FireFox bookmark tagging is very good, but what really rounds it out is TagSieve, a fantastic FireFox extension that really should be added to FireFox itself:
https://bugzilla.mozilla.org/show_bug.cgi?id=1092878
https://addons.mozilla.org/en-us/firefox/addon/tagsieve
https://addons.mozilla.org/en-us/firefox/addon/tagsieve/#reviews
I've bookmarked a thousand web pages and haven't clicked on a single one of them. Let them go, people. Just let them go.
To check if a current site you are on is on archive.org have the following as a bookmark
javascript:location.href='http://web.archive.org/web/*/'+document.location.href;
It would have helped if you read the frgging summary. Can you name one that synchronizes across all your devices (and perhaps a shared section with appropriate auth system), and allows customizations on a per device basis? No? Yeah. You should read the summary next time.
Guns don't kill people; Physics kills people! - John Lithgow as Dick Solomon on Third Rock From The Sun
I'd settle for "do anything". Something that's a dumb storage device isn't "management". Maybe that's why so many slashdotters hate managers and management, they don't know what the word means.
Learn to love Alaska
I haven't seen an announcement about systemd doing it yet, but there are a few hours left in this week's release cycle. And i'm sure it will be incompatible with all other bookmark managers and, in fact, all browsers.
Yes. I was a long-time Opera user; used to pay for it on Windows (version 3?) and then, when it came out, I paid for the Linux version. I loved the bookmark system in the 12 and below versions. Like you, I had themes: folders and subfolders for certain topics. For example, a programming folder with different language/platform subfolders. Nearly everything was possible with just the mouse. To bookmark a page, you simply moused down to the desired sub-sub-folder, for instance, and clicked the bookmark-current-page-here entry. Ditto for locating and visiting a bookmarked page. I very rarely had to type anything: very rarely to search for a bookmark and just occasionally to rename the title of a page I was bookmarking.
I stayed on Opera 11.64 (there was some annoyance in 12) until about 6 months ago, when, because of an increasing number of page-rendering problems, I began trying out various browsers (including Vivaldi and Otter), and finally settled on Pale Moon (on Windows and Linux). I imported my Opera bookmarks and I can get close to the Opera bookmarking experience, but it's still not as smooth as the old Opera was.

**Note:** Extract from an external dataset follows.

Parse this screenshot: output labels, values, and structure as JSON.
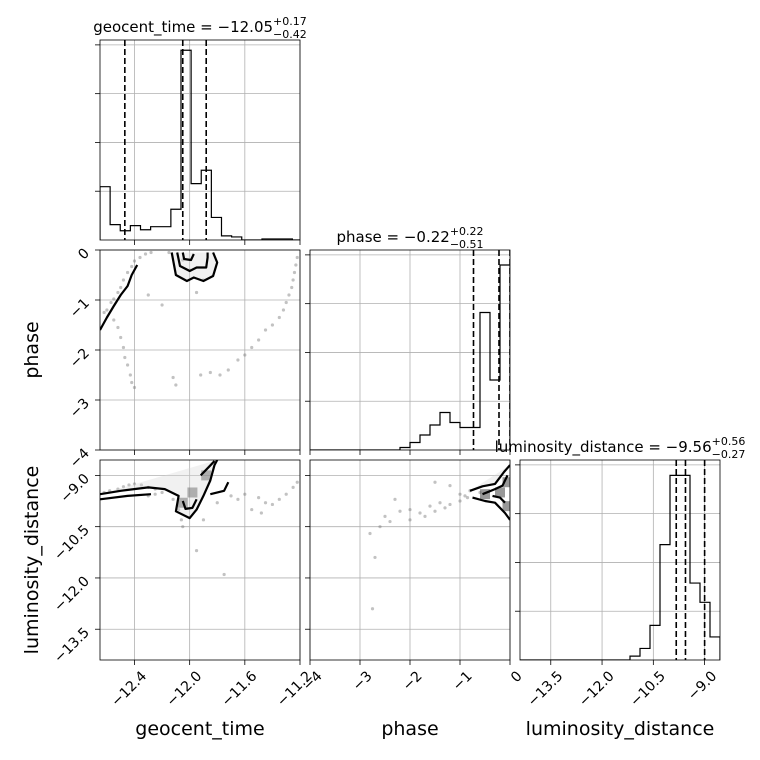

I use Xmarks (paid customer for it and LastPass, do they even have a free version?) but it definitely has its flaws and I don't get the impression that the company puts ANY resources into it beyond basic maintenance and support. I've had times where bookmarks simply disappeared (e.g. 80% of a folder of links to client sites), and there's no reasonable way to go back and track down when or why.
In my case I assume it was a sync issue between browsers on multiple systems, but since it was a folder of sites I only needed to access every few months it left me with a big window for when the loss occurred. I could have downloaded all of the bookmark sets to be able to search (or otherwise track changes) but that's a one-at-a-time process through a clunky web interface. Last time I looked there was no way to search through the old bookmark sets, nor is there any kind of automated changelog or indication of what changed - not even a count of number of bookmarks in each saved backup. Even having a count of the # of bookmarks would have helped, because I could have looked for spots where the total number declined since I'm bad about doing cleanup.
Overall I'd call Xmarks "just good enough to keep me from actually deciding to try to roll my own solution" which is really a pretty low bar since I have some idea of the development scope I'd be facing.
fencepost
just a little off
Accidentally posted this as AC. Seriously, tagging, descriptions, nice layouts, themes, well maintained, easy addition of links, I could go on. It's nice having my own bookmarks and not having them mined by every company out there.